Creating a batch job script for Mahti
Please have a look at the Puhti documentation for the general introduction to batch scripts in the CSC supercomputing environment. On this page we focus on Mahti-specific topics.
Note
Full nodes are allocated for jobs, with the exception of interactive jobs, see also below.
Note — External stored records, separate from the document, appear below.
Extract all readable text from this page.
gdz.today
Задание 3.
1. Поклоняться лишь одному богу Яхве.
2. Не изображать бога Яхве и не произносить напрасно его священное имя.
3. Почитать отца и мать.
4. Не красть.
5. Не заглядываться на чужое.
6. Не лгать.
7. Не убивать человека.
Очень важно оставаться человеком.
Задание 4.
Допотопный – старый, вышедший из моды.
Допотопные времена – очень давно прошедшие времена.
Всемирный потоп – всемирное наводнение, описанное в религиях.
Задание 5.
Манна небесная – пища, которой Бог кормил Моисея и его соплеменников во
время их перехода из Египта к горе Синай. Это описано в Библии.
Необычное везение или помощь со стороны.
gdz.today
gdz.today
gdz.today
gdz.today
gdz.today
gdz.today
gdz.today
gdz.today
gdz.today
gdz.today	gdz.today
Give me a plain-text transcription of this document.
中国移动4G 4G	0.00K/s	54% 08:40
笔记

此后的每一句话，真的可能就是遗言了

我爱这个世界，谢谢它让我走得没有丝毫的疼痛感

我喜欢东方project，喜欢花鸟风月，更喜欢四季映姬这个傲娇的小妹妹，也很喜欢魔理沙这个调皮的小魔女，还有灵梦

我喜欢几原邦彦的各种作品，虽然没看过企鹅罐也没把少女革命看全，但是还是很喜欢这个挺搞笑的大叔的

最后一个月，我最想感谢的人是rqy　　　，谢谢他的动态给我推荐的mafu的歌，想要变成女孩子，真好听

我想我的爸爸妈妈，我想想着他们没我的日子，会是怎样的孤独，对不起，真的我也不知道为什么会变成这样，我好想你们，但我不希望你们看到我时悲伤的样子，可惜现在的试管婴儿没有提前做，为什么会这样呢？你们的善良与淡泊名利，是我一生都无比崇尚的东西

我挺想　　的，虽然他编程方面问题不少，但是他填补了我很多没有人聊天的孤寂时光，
Many options also work differently on Mahti compared to Puhti, so it is not advisable to copy scripts from Puhti to Mahti without appropriate modifications.
Note also that only Mahti GPU nodes have NVMe disk on compute nodes.
Basic MPI batch jobs
An example of a simple MPI batch job script:
#!/bin/bash
#SBATCH --job-name=myTest
#SBATCH --account=<project>
#SBATCH --time=02:00:00
#SBATCH --partition=medium
#SBATCH --nodes=2
#SBATCH --ntasks-per-node=128
module load myprog/1.2.3
srun myprog -i input -o output
Specify the exact number of nodes and number of tasks per node with
--nodes
and --ntasks-per-node
, respectively. Use all 128 cores in
the node.
Note
- MPI processes should not be started with mpirun or mpiexec. Use
srun
instead. - appropriate software module has to be loaded in the batch job script for the submission to work properly.
Hybrid batch jobs
As explained for Puhti, hybrid
parallelization can run multiple OpenMP threads per MPI task. In addition to the
--ntasks-per-node=X
one needs to set --cpus-per-task=Y
. The default is one cpu
(thread) per task. To use all physical cores in a Mahti node choose X * Y = 128
,
like in this example.
If you are using simultaneous multithreading (see section below) your should use X * Y = 256
The optimal ratio between the number of tasks and cores per tasks varies for each program and job input. Testing is required to find the right combination for your application. You can find some examples for CP2K and NAMD.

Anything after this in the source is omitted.